Dalam menyikapi kesepakatan itu, Kementerian Kesehatan Indonesia mengenalkan sistem verifikasi sertifikat vaksin universal atau Universal Verifier Vaccine Certificate (Universal Verifier). Sebuah portal khusus dari Kementerian Kesehatan yang mampu membaca data sertifikat vaksin negara lain.
Portal ini berbasis web dan dibuat sesuai standar WHO. Mudah digunakan di semua perangkat tanpa perlu mengganti QR Code yang sudah digunakan. Dengan sistem ini sertifikat digital vaksin pelaku perjalanan bisa terbaca di sistem negara lain. Portal Universal Verifier itu telah diujicobakan di 19 negara anggota G20, dan mendapatkan tanggapan positif.
"Universal Verifier akan didorong ke negara-negara lainnya dan diharapkan bisa membantu negara-negara tersebut agar lebih siap menghadapi pandemi di masa yang akan datang, " tutur Maudy.
Dengan menggunakan kesepakatan itu, tentunya membuat mobilitas internasional berangsur normal dan mencegah peredaran virus. Penyelarasan tersebut dengan menggunakan medium teknologi yang nantinya di dorong oleh Indonesia dapat mendorong pulihnya sektor pariwisata dan ekonomi (Parekraf).
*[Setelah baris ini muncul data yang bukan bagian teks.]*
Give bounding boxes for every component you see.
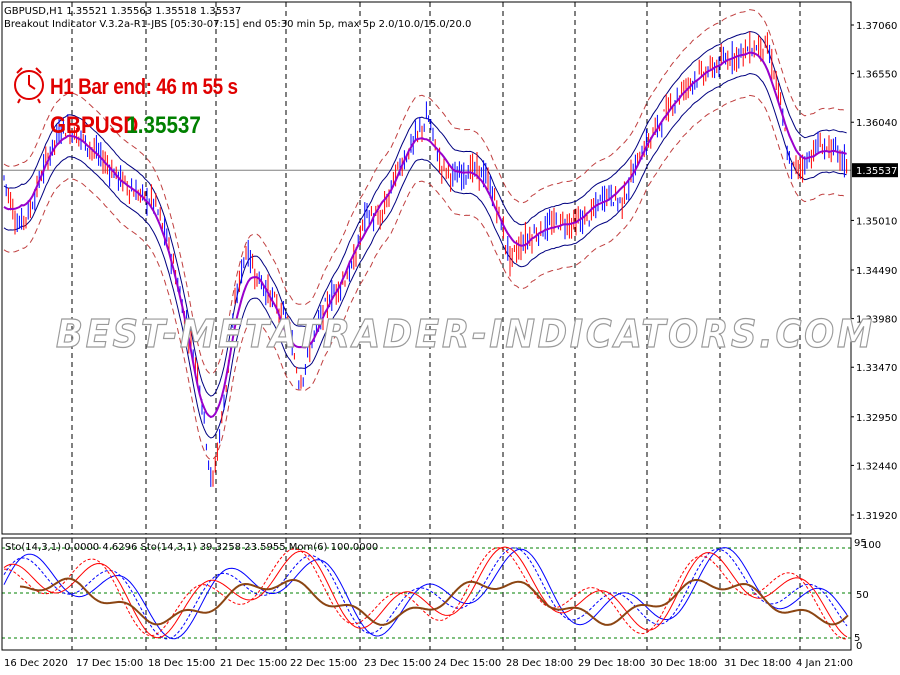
alarm-clock-icon [14,67,44,104]
symbol-label: GBPUSD [50,112,139,139]
price-axis-label: 1.36550 [856,70,897,81]
price-axis-label: 1.33470 [856,363,897,374]
stochastic-blue-signal [3,547,848,640]
upper-band-line [3,30,847,397]
time-axis-label: 31 Dec 18:00 [724,658,791,669]
oscillator-header: Sto(14,3,1) 0.0000 4.6296 Sto(14,3,1) 39… [5,542,378,553]
outer-upper-band-line [3,9,847,375]
candles [3,31,848,487]
oscillator-scale-label: 5 [854,633,860,644]
price-label: 1.35537 [126,112,201,139]
symbol-price-label: GBPUSD1.35537 [50,112,201,140]
watermark: BEST-METATRADER-INDICATORS.COM [55,311,875,356]
current-price-tag-label: 1.35537 [856,166,897,177]
moving-average [3,51,847,419]
oscillator-scale-label: 50 [856,590,869,601]
time-axis-label: 23 Dec 15:00 [364,658,431,669]
oscillator-scale-label: 100 [862,540,881,551]
time-axis-label: 24 Dec 15:00 [434,658,501,669]
bar-end-timer: H1 Bar end: 46 m 55 s [50,74,238,99]
indicator-header: Breakout Indicator V.3.2a-R1-JBS [05:30-… [4,19,472,30]
oscillator-scale-label: 0 [856,641,862,652]
price-axis-label: 1.32950 [856,413,897,424]
time-axis-label: 18 Dec 15:00 [148,658,215,669]
lower-band-line [3,72,847,439]
current-price-tag [852,163,898,178]
band-lines [3,9,847,461]
time-axis-label: 21 Dec 15:00 [220,658,287,669]
symbol-header: GBPUSD,H1 1.35521 1.35563 1.35518 1.3553… [4,6,242,17]
time-axis-label: 29 Dec 18:00 [578,658,645,669]
outer-lower-band-line [3,94,847,461]
oscillator-scale-label: 95 [854,538,867,549]
time-axis-label: 28 Dec 18:00 [506,658,573,669]
time-axis-label: 4 Jan 21:00 [796,658,853,669]
oscillator-window [2,546,851,640]
price-axis-label: 1.34490 [856,266,897,277]
time-axis-label: 17 Dec 15:00 [76,658,143,669]
time-axis-label: 16 Dec 2020 [4,658,68,669]
price-axis-label: 1.35010 [856,216,897,227]
price-axis-label: 1.33980 [856,315,897,326]
price-axis-label: 1.31920 [856,511,897,522]
stochastic-red-signal [3,547,847,640]
ma-line [3,51,847,419]
grid [2,2,851,650]
time-axis-label: 22 Dec 15:00 [290,658,357,669]
sub-frame [1,537,852,651]
momentum-line [19,577,849,626]
price-axis-label: 1.36040 [856,118,897,129]
stochastic-red-line [3,546,848,639]
time-axis-label: 30 Dec 18:00 [650,658,717,669]
price-axis-label: 1.37060 [856,21,897,32]
main-frame [1,1,852,535]
price-axis-label: 1.32440 [856,461,897,472]
stochastic-blue-line [3,547,848,640]
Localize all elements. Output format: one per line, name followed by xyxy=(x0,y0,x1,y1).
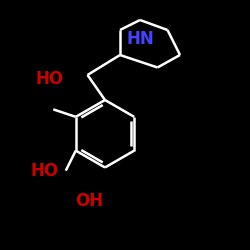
Text: HO: HO xyxy=(36,70,64,88)
Text: HO: HO xyxy=(30,162,58,180)
Text: OH: OH xyxy=(75,192,103,210)
Text: HN: HN xyxy=(126,30,154,48)
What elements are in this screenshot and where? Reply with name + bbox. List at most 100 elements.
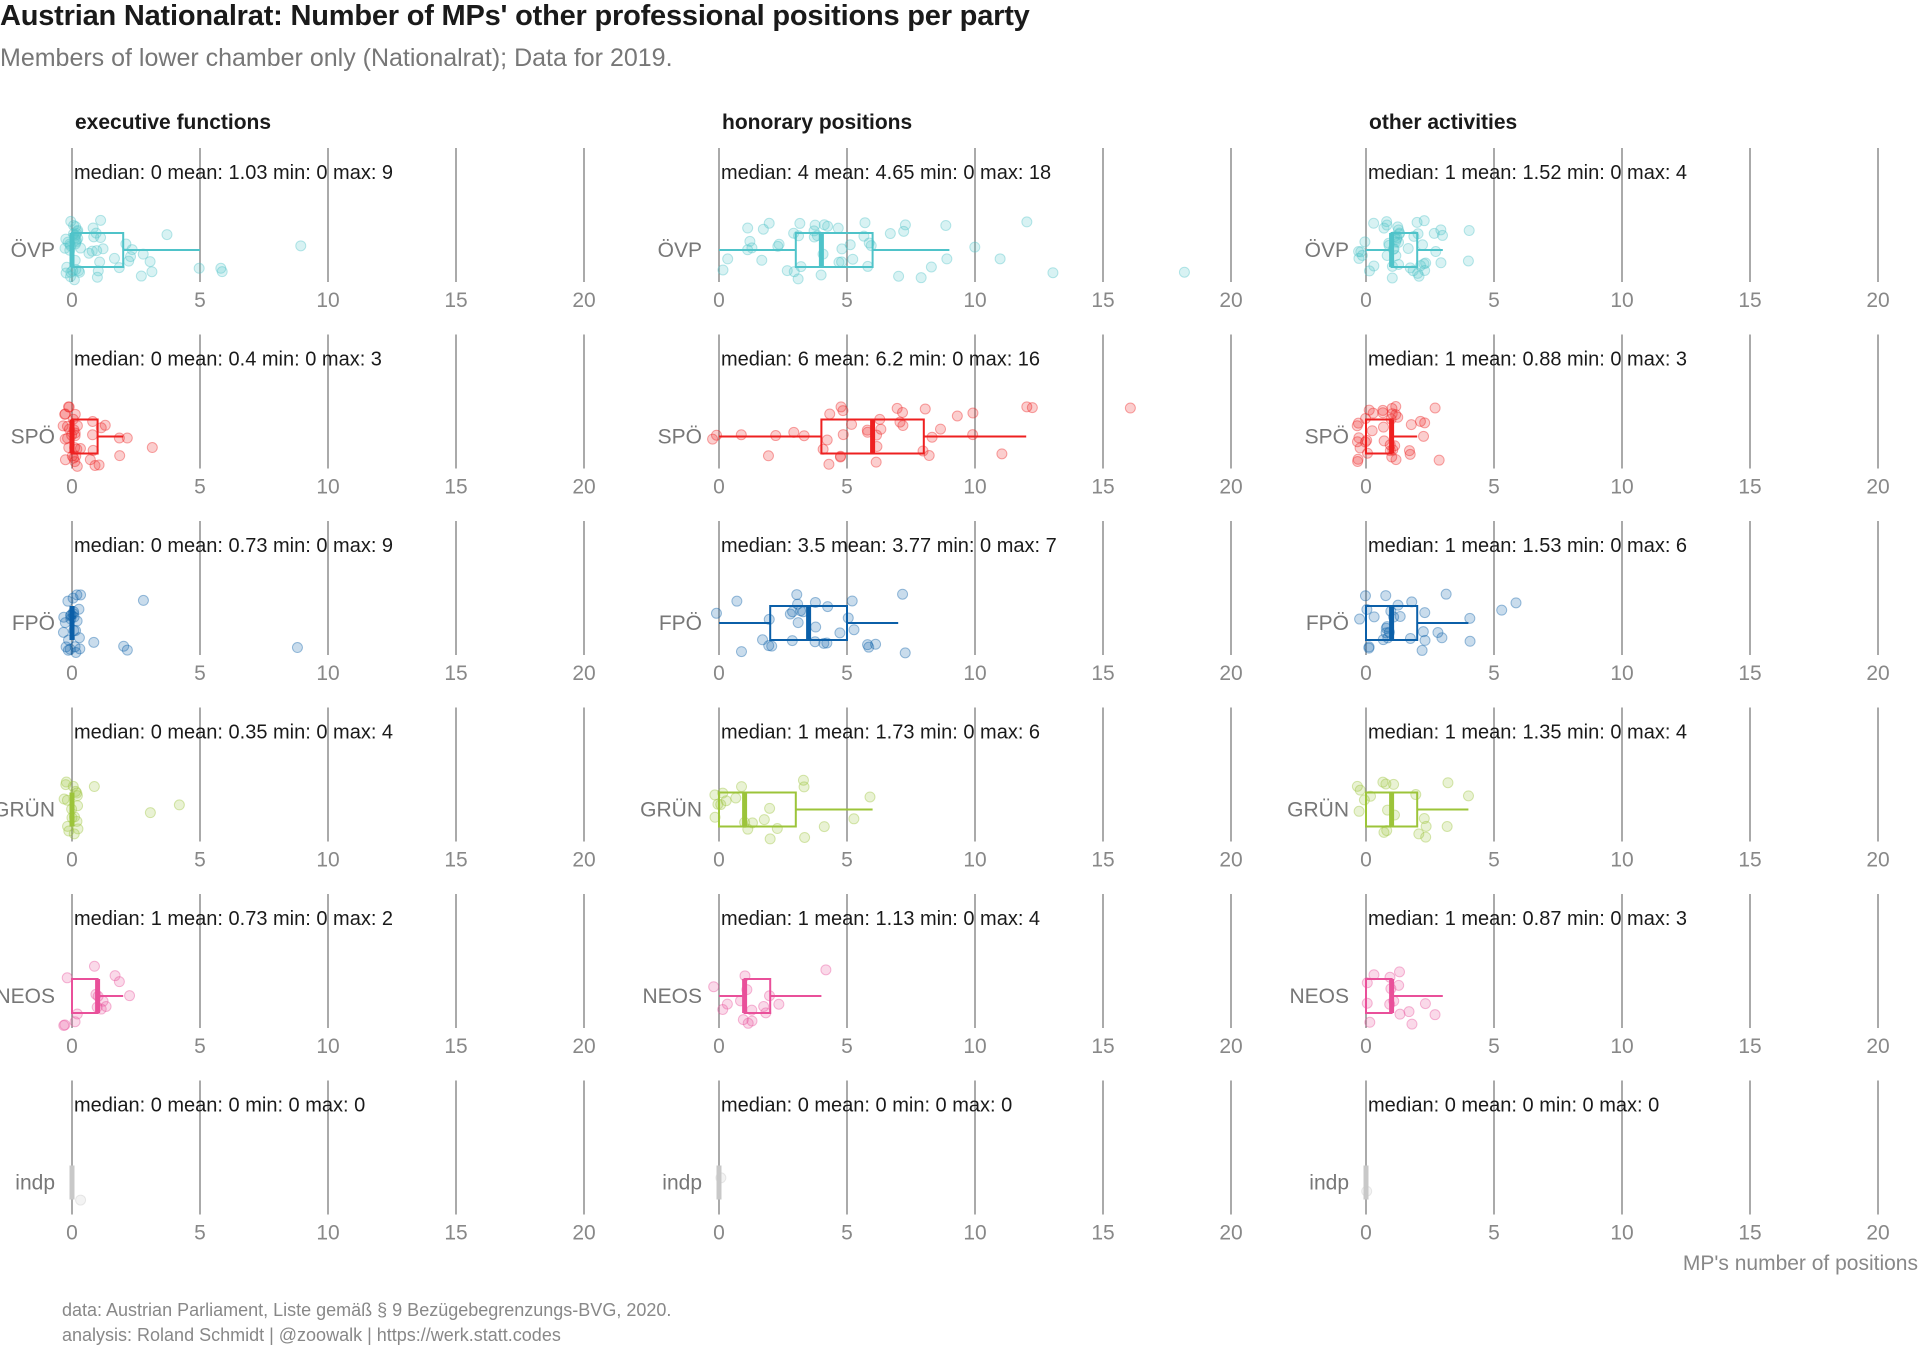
data-point [161, 229, 173, 241]
party-label: GRÜN [0, 799, 55, 822]
x-tick-label: 20 [1219, 1222, 1242, 1245]
x-tick-label: 20 [572, 1035, 595, 1058]
data-point [1405, 419, 1417, 431]
x-tick-label: 20 [572, 289, 595, 312]
data-point [897, 406, 909, 418]
data-point [925, 261, 937, 273]
x-tick-label: 5 [194, 476, 206, 499]
x-tick-label: 20 [1866, 289, 1889, 312]
x-tick-label: 5 [1488, 1222, 1500, 1245]
data-point [791, 589, 803, 601]
data-point [69, 456, 81, 468]
data-point [792, 617, 804, 629]
data-point [848, 813, 860, 825]
party-label: GRÜN [640, 799, 702, 822]
data-point [818, 821, 830, 833]
data-point [731, 595, 743, 607]
data-point [1353, 252, 1365, 264]
data-point [824, 408, 836, 420]
x-tick-label: 20 [572, 662, 595, 685]
x-tick-label: 5 [194, 662, 206, 685]
data-point [722, 253, 734, 265]
stats-annotation: median: 0 mean: 0.35 min: 0 max: 4 [74, 722, 393, 744]
x-tick-label: 20 [1219, 849, 1242, 872]
party-label: ÖVP [1305, 239, 1349, 262]
data-point [1363, 265, 1375, 277]
x-tick-label: 15 [1738, 289, 1761, 312]
data-point [846, 418, 858, 430]
stats-annotation: median: 1 mean: 1.52 min: 0 max: 4 [1368, 162, 1687, 184]
data-point [135, 270, 147, 282]
x-tick-label: 15 [1738, 1222, 1761, 1245]
stats-annotation: median: 1 mean: 0.73 min: 0 max: 2 [74, 908, 393, 930]
data-point [146, 442, 158, 454]
data-point [1510, 597, 1522, 609]
data-point [994, 253, 1006, 265]
iqr-box [718, 791, 797, 828]
x-tick-label: 20 [1866, 476, 1889, 499]
data-point [870, 456, 882, 468]
x-tick-label: 10 [1610, 1035, 1633, 1058]
data-point [897, 420, 909, 432]
data-point [63, 401, 75, 413]
data-point [1351, 780, 1363, 792]
stats-annotation: median: 0 mean: 0 min: 0 max: 0 [1368, 1095, 1659, 1117]
data-point [940, 219, 952, 231]
x-tick-label: 5 [841, 476, 853, 499]
stats-annotation: median: 1 mean: 1.73 min: 0 max: 6 [721, 722, 1040, 744]
data-point [1368, 611, 1380, 623]
data-point [123, 255, 135, 267]
data-point [1414, 415, 1426, 427]
data-point [67, 592, 79, 604]
data-point [68, 828, 80, 840]
x-tick-label: 0 [1360, 1222, 1372, 1245]
data-point [59, 454, 71, 466]
x-tick-label: 5 [841, 1035, 853, 1058]
data-point [795, 605, 807, 617]
data-point [1361, 997, 1373, 1009]
data-point [65, 215, 77, 227]
x-tick-label: 10 [1610, 849, 1633, 872]
data-point [69, 641, 81, 653]
data-point [1178, 266, 1190, 278]
data-point [1363, 404, 1375, 416]
data-point [1433, 454, 1445, 466]
data-point [75, 242, 87, 254]
data-point [707, 433, 719, 445]
data-point [70, 646, 82, 658]
data-point [835, 401, 847, 413]
data-point [1354, 613, 1366, 625]
data-point [1406, 1018, 1418, 1030]
data-point [61, 972, 73, 984]
data-point [60, 776, 72, 788]
data-point [74, 643, 86, 655]
data-point [941, 253, 953, 265]
data-point [59, 408, 71, 420]
data-point [1403, 1006, 1415, 1018]
data-point [118, 640, 130, 652]
data-point [72, 823, 84, 835]
data-point [1393, 228, 1405, 240]
x-tick-label: 15 [444, 1035, 467, 1058]
data-point [68, 220, 80, 232]
data-point [967, 407, 979, 419]
data-point [758, 814, 770, 826]
data-point [1355, 246, 1367, 258]
data-point [821, 434, 833, 446]
data-point [1429, 1009, 1441, 1021]
x-tick-label: 10 [316, 1035, 339, 1058]
data-point [1363, 642, 1375, 654]
x-tick-label: 15 [444, 662, 467, 685]
data-point [95, 232, 107, 244]
stats-annotation: median: 4 mean: 4.65 min: 0 max: 18 [721, 162, 1051, 184]
data-point [788, 266, 800, 278]
x-tick-label: 15 [444, 849, 467, 872]
data-point [1412, 267, 1424, 279]
x-tick-label: 5 [194, 1222, 206, 1245]
party-label: ÖVP [658, 239, 702, 262]
data-point [809, 636, 821, 648]
x-tick-label: 10 [316, 662, 339, 685]
data-point [89, 460, 101, 472]
data-point [91, 245, 103, 257]
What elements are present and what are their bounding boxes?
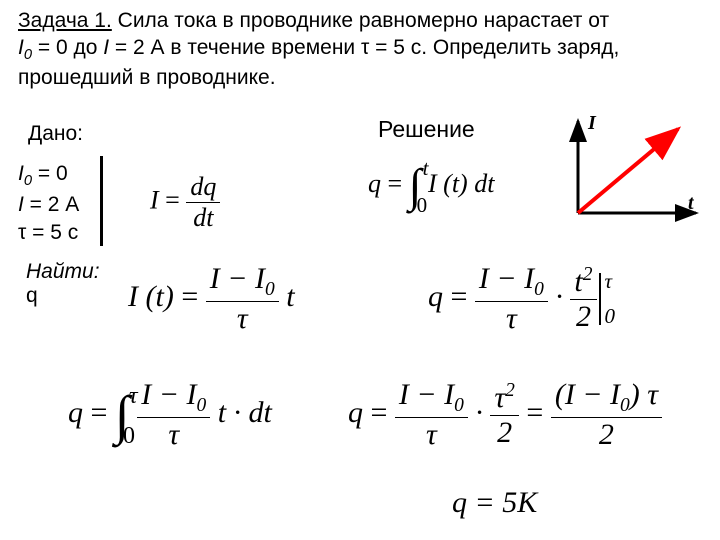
current-time-graph xyxy=(560,115,705,225)
formula-q-result: q = I − I0τ · τ22 = (I − I0) τ2 xyxy=(348,378,662,452)
formula-answer: q = 5K xyxy=(452,486,537,520)
formula-current-def: I = dqdt xyxy=(150,172,220,233)
graph-y-label: I xyxy=(588,112,596,135)
given-block: I0 = 0 I = 2 А τ = 5 с xyxy=(18,160,79,246)
solution-label: Решение xyxy=(378,116,475,143)
problem-title: Задача 1. xyxy=(18,9,112,32)
given-divider xyxy=(100,156,103,246)
formula-q-eval: q = I − I0τ · t22τ0 xyxy=(428,262,601,336)
current-line xyxy=(578,129,678,213)
given-label: Дано: xyxy=(28,122,83,146)
formula-charge-integral: q = ∫t0 I (t) dt xyxy=(368,165,494,207)
formula-current-func: I (t) = I − I0τ t xyxy=(128,262,295,336)
graph-x-label: t xyxy=(688,192,694,215)
find-label: Найти: q xyxy=(26,260,100,308)
formula-q-integral: q = ∫τ0 I − I0τ t · dt xyxy=(68,378,272,452)
problem-statement: Задача 1. Сила тока в проводнике равноме… xyxy=(18,8,708,92)
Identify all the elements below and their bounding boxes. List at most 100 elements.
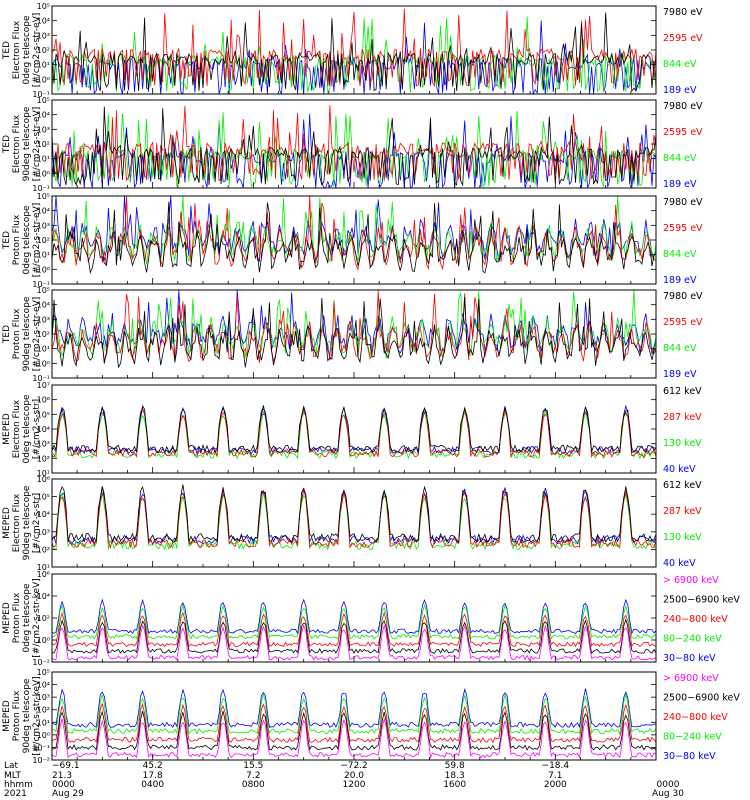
footer-cell: 21.3 [52,771,72,781]
y-tick-label: 10² [37,140,50,149]
y-tick-label: 10⁴ [37,425,50,434]
y-tick-label: 10⁵ [37,96,50,105]
legend-entry: 844 eV [663,153,697,164]
legend-entry: 80−240 keV [663,634,722,645]
y-tick-label: 10² [37,706,50,715]
y-tick-label: 10⁰ [37,265,50,274]
panel-ylabel: MEPEDElectron Flux90deg telescope[#/cm2-… [2,485,42,560]
y-tick-label: 10⁰ [37,731,50,740]
legend-entry: 7980 eV [663,291,703,302]
legend-entry: 7980 eV [663,7,703,18]
y-tick-label: 10⁶ [37,570,50,579]
legend-entry: 2595 eV [663,33,703,44]
y-tick-label: 10³ [37,693,50,702]
footer-cell: 0800 [242,780,265,790]
series-line-612-kev [52,484,656,544]
footer-cell: −18.4 [542,761,570,771]
legend-entry: 612 keV [663,480,702,491]
footer-row-label: 2021 [4,789,27,799]
panel-ylabel: TEDElectron Flux0deg telescope[#/cm2-s-s… [2,13,42,88]
panel-ylabel: MEPEDProton Flux0deg telescope[#/cm2-s-s… [2,578,42,657]
series-line-80-240-kev [52,603,656,640]
series-line-240-800-kev [52,702,656,744]
y-tick-label: 10⁴ [37,111,50,120]
y-tick-label: 10⁵ [37,668,50,677]
footer-cell: −72.2 [340,761,368,771]
y-tick-label: 10⁶ [37,396,50,405]
series-line-2500-6900-kev [52,618,656,655]
y-tick-label: 10² [37,330,50,339]
legend-entry: 240−800 keV [663,614,728,625]
legend-entry: 2595 eV [663,127,703,138]
legend-entry: 2595 eV [663,223,703,234]
y-tick-label: 10⁻² [32,756,50,765]
y-tick-label: 10⁻¹ [32,184,50,193]
panel-ylabel: TEDProton Flux0deg telescope[#/cm2-s-str… [2,203,42,278]
footer-cell: 0000 [657,780,680,790]
y-tick-label: 10⁰ [37,636,50,645]
footer-cell: 17.8 [143,771,163,781]
y-tick-label: 10⁵ [37,2,50,11]
series-line-30-80-kev [52,598,656,635]
panel-5: 10¹ 10² 10³ 10⁴ 10⁵ 10⁶ 10⁷ MEPEDElectron Flux0… [2,381,702,478]
y-tick-label: 10¹ [37,155,50,164]
legend-entry: 612 keV [663,386,702,397]
panel-ylabel: TEDProton Flux90deg telescope[#/cm2-s-st… [2,296,42,371]
legend-entry: 130 keV [663,438,702,449]
y-tick-label: 10⁻¹ [32,374,50,383]
legend-entry: 7980 eV [663,197,703,208]
y-tick-label: 10³ [37,315,50,324]
series-line-2595-ev [52,105,656,182]
series-line-80-240-kev [52,693,656,735]
legend-entry: 30−80 keV [663,751,716,762]
series-line-130-kev [52,491,656,551]
footer-cell: Aug 30 [652,789,684,799]
panel-ylabel: MEPEDElectron Flux0deg telescope[#/cm2-s… [2,394,42,464]
footer-cell: 7.1 [548,771,562,781]
legend-entry: 40 keV [663,464,696,475]
footer-cell: 1600 [443,780,466,790]
y-tick-label: 10² [37,545,50,554]
y-tick-label: 10⁵ [37,192,50,201]
panel-3: 10⁻¹ 10⁰ 10¹ 10² 10³ 10⁴ 10⁵ TEDProton Flux0deg… [2,192,703,289]
y-tick-label: 10⁴ [37,301,50,310]
y-tick-label: 10⁵ [37,493,50,502]
footer-cell: 1200 [343,780,366,790]
legend-entry: 189 eV [663,275,697,286]
series-line-40-kev [52,486,656,545]
legend-entry: 2500−6900 keV [663,693,740,704]
y-tick-label: 10³ [37,528,50,537]
legend-entry: 30−80 keV [663,653,716,664]
y-tick-label: 10¹ [37,345,50,354]
legend-entry: 844 eV [663,59,697,70]
legend-entry: 844 eV [663,343,697,354]
y-tick-label: 10⁻¹ [32,743,50,752]
panel-ylabel: TEDElectron Flux90deg telescope[#/cm2-s-… [2,106,42,181]
series-line-7980-ev [52,201,656,274]
y-tick-label: 10⁻² [32,658,50,667]
series-line-30-80-kev [52,688,656,729]
y-tick-label: 10¹ [37,718,50,727]
panel-frame [51,573,657,663]
footer-cell: 45.2 [143,761,163,771]
footer-cell: 0400 [141,780,164,790]
y-tick-label: 10¹ [37,251,50,260]
legend-entry: 189 eV [663,179,697,190]
footer-cell: 2000 [544,780,567,790]
series-line-240-800-kev [52,611,656,648]
legend-entry: 844 eV [663,249,697,260]
footer-cell: 15.5 [243,761,263,771]
y-tick-label: 10⁴ [37,681,50,690]
series-line-2595-ev [52,196,656,271]
series-line-2595-ev [52,290,656,363]
y-tick-label: 10³ [37,440,50,449]
y-tick-label: 10¹ [37,563,50,572]
panel-frame [51,671,657,761]
series-line-287-kev [52,488,656,549]
footer-cell: 0000 [52,780,75,790]
series-line-844-ev [52,110,656,188]
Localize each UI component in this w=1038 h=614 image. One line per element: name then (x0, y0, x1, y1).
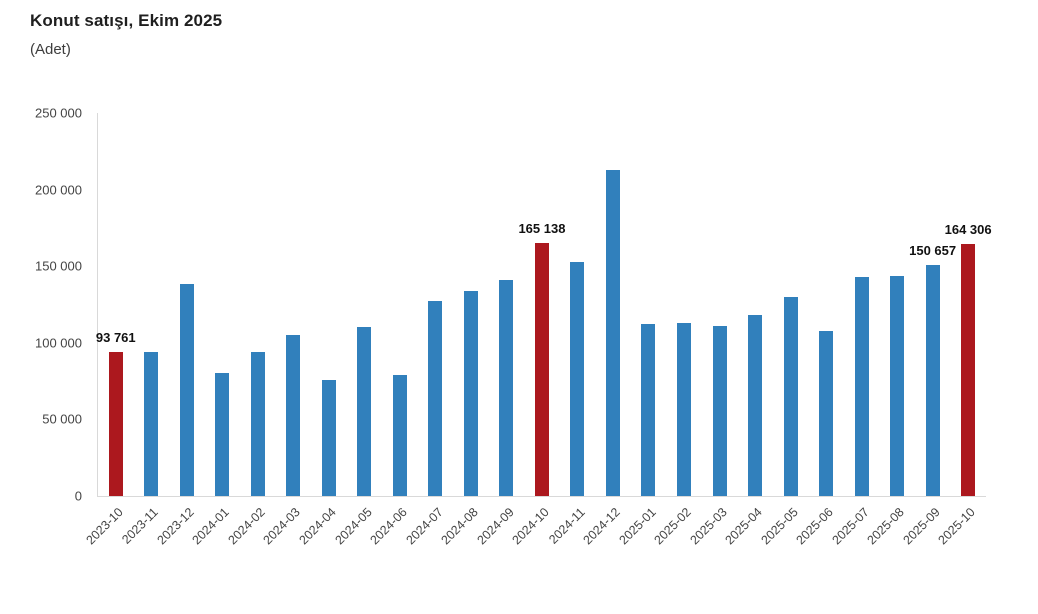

Karena dua sektor tersebut terkena dampak yang cukup signifikan kala penyebaran COVID-19 terjadi.
"Sebagai gambaran, sektor Ekonomi dan Pariwisata paling terdampak akibat pembatasan mobilitas. Sektor itu menurun hingga 73 persen dari 2019 ke 2020. Pada 2021 pun masih mengalami penurunan sebesar 72 persen, " pungkas Maudy.